Keramische Teekanne mit Bambusgriff, creme und blau glasiert.

Celadon

Diese Art von Glasur kann durch Eisenoxid grün bis blau werden und ähnelt der Farbe der Jade.

Nahaufnahme einer Keramikschale mit grünlicher Glasur und roten, braunen sowie bläulichen Akzenten.

Kupferrot

Kupferrot erzählt uns schon durch den Namen sein Geheimnis. Die Stücke mit dieser Glasur haben rote Details, die von dem Kupferoxidanteil stammen, auf grünem Grund.

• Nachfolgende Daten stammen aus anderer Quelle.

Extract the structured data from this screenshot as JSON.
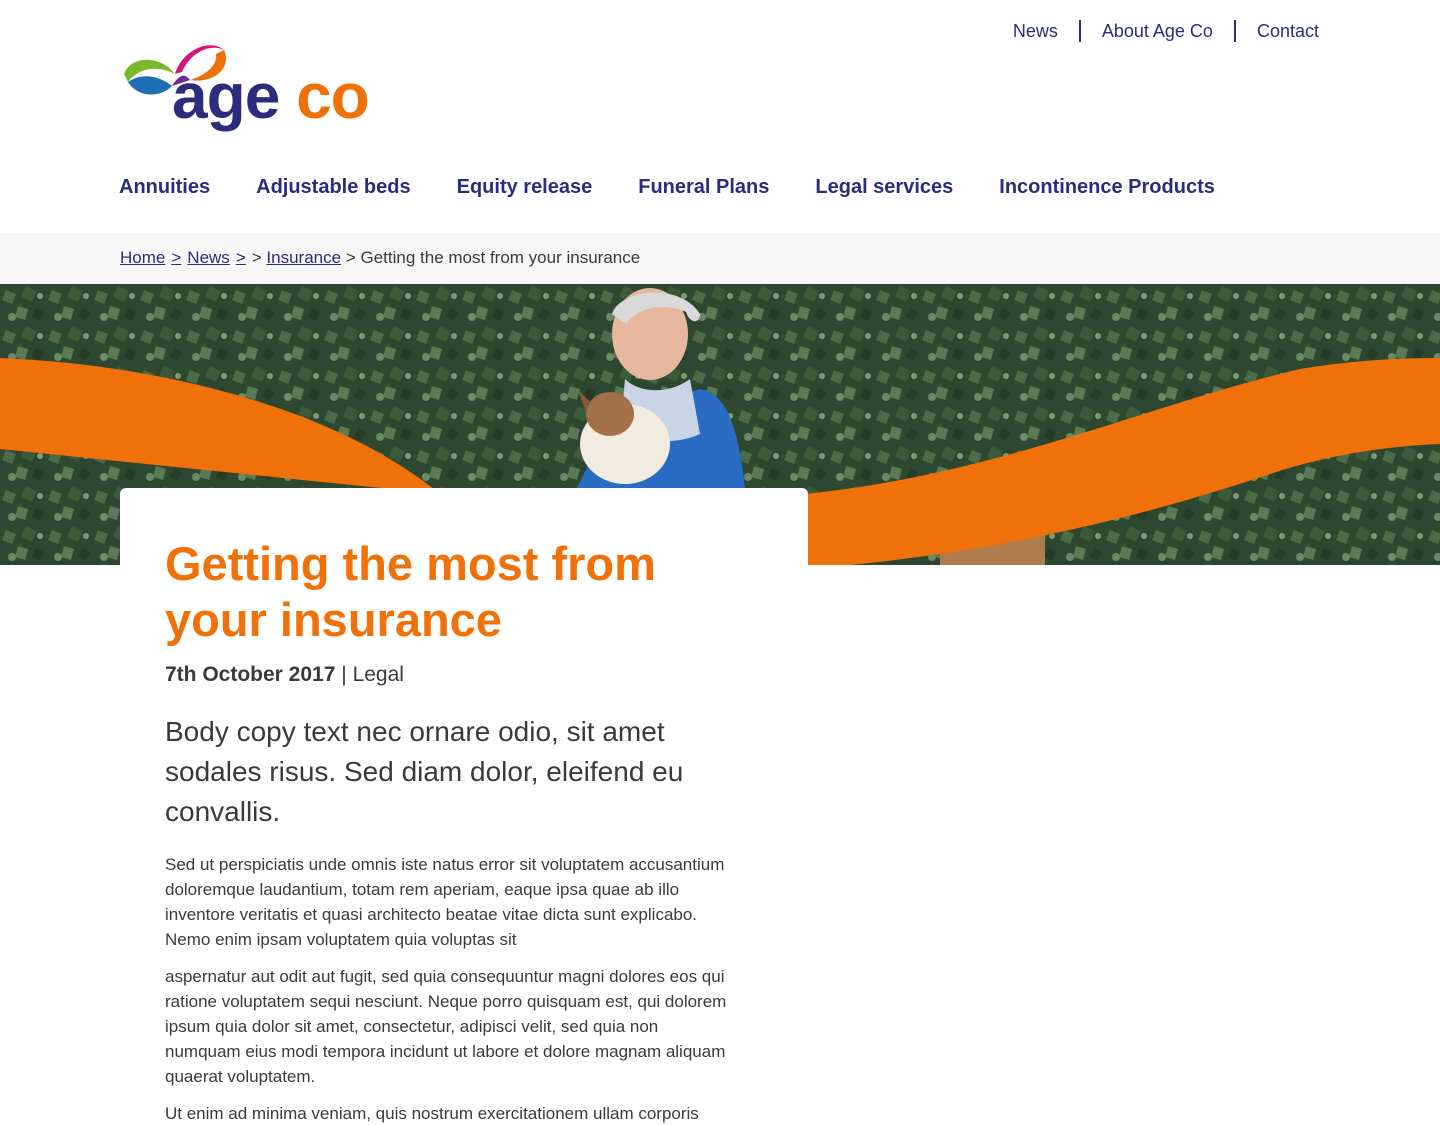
{
  "utility_nav": {
    "items": [
      {
        "label": "News"
      },
      {
        "label": "About Age Co"
      },
      {
        "label": "Contact"
      }
    ]
  },
  "logo": {
    "word1": "age",
    "word2": "co",
    "colors": {
      "navy": "#2b2d7c",
      "orange": "#f07009",
      "green": "#7ab929",
      "magenta": "#d6157a",
      "blue": "#1f6fb6"
    }
  },
  "main_nav": {
    "items": [
      {
        "label": "Annuities"
      },
      {
        "label": "Adjustable beds"
      },
      {
        "label": "Equity release"
      },
      {
        "label": "Funeral Plans"
      },
      {
        "label": "Legal services"
      },
      {
        "label": "Incontinence Products"
      }
    ]
  },
  "breadcrumb": {
    "home": "Home",
    "news": "News",
    "insurance": "Insurance",
    "current": "Getting the most from your insurance",
    "separator": ">"
  },
  "hero": {
    "image_icon": "hero-photo-woman-with-dog-icon"
  },
  "article": {
    "title": "Getting the most from your insurance",
    "date": "7th October 2017",
    "meta_separator": "|",
    "category": "Legal",
    "lead": "Body copy text nec ornare odio, sit amet sodales risus. Sed diam dolor, eleifend eu convallis.",
    "paragraphs": [
      "Sed ut perspiciatis unde omnis iste natus error sit voluptatem accusantium doloremque laudantium, totam rem aperiam, eaque ipsa quae ab illo inventore veritatis et quasi architecto beatae vitae dicta sunt explicabo. Nemo enim ipsam voluptatem quia voluptas sit",
      "aspernatur aut odit aut fugit, sed quia consequuntur magni dolores eos qui ratione voluptatem sequi nesciunt. Neque porro quisquam est, qui dolorem ipsum quia dolor sit amet, consectetur, adipisci velit, sed quia non numquam eius modi tempora incidunt ut labore et dolore magnam aliquam quaerat voluptatem.",
      "Ut enim ad minima veniam, quis nostrum exercitationem ullam corporis"
    ]
  },
  "colors": {
    "brand_navy": "#2b2d7c",
    "brand_orange": "#f07009",
    "breadcrumb_bg": "#f7f7f7",
    "text": "#3a3a3a"
  }
}
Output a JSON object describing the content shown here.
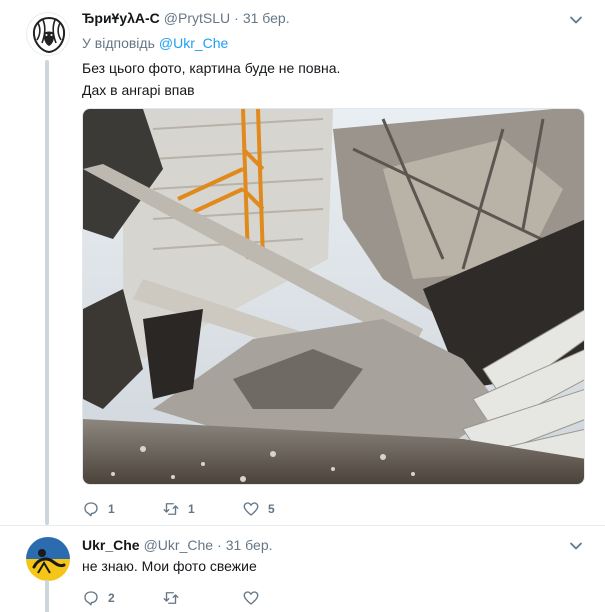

Blaue Keramiktasse auf weißem Hintergrund

Chün

Im Ausnahmefall zu anderen Glasuren wird die Farbe einer Chün-Glasur nicht durch färbende Metalloxide verursacht, sondern durch mikroskopische Gasblasen in der Glasuroberfläche, die das Licht reflektieren.

Diese drei Farbtöne/Glasureffekte entstehen traditionell in Gas- oder Holzöfen, in denen eine Reduktionsatmosphäre möglich ist (Sauerstoffmangel kann reguliert werden). Da ich einen Elektroofen ohne Reduktionsmöglichkeit betreibe, verwende ich in diesen drei Glasuren Siliziumcarbid, das eine lokale Reduktion an der Glasuroberfläche ermöglicht. Diese Technik ist heutzutage eine Neuerung in der Keramik.

Kleiner, antique Keramiktopf auf weißem Untergrund, im Schatten und Lichtspiel

Das ist eine Effektglasur aus mehreren Schichten von Craquelée. Dieser Effekt entsteht, wenn sich die Glasur beim Abkühlen von der Keramik zurückzieht, bis kleine Risse entstehen.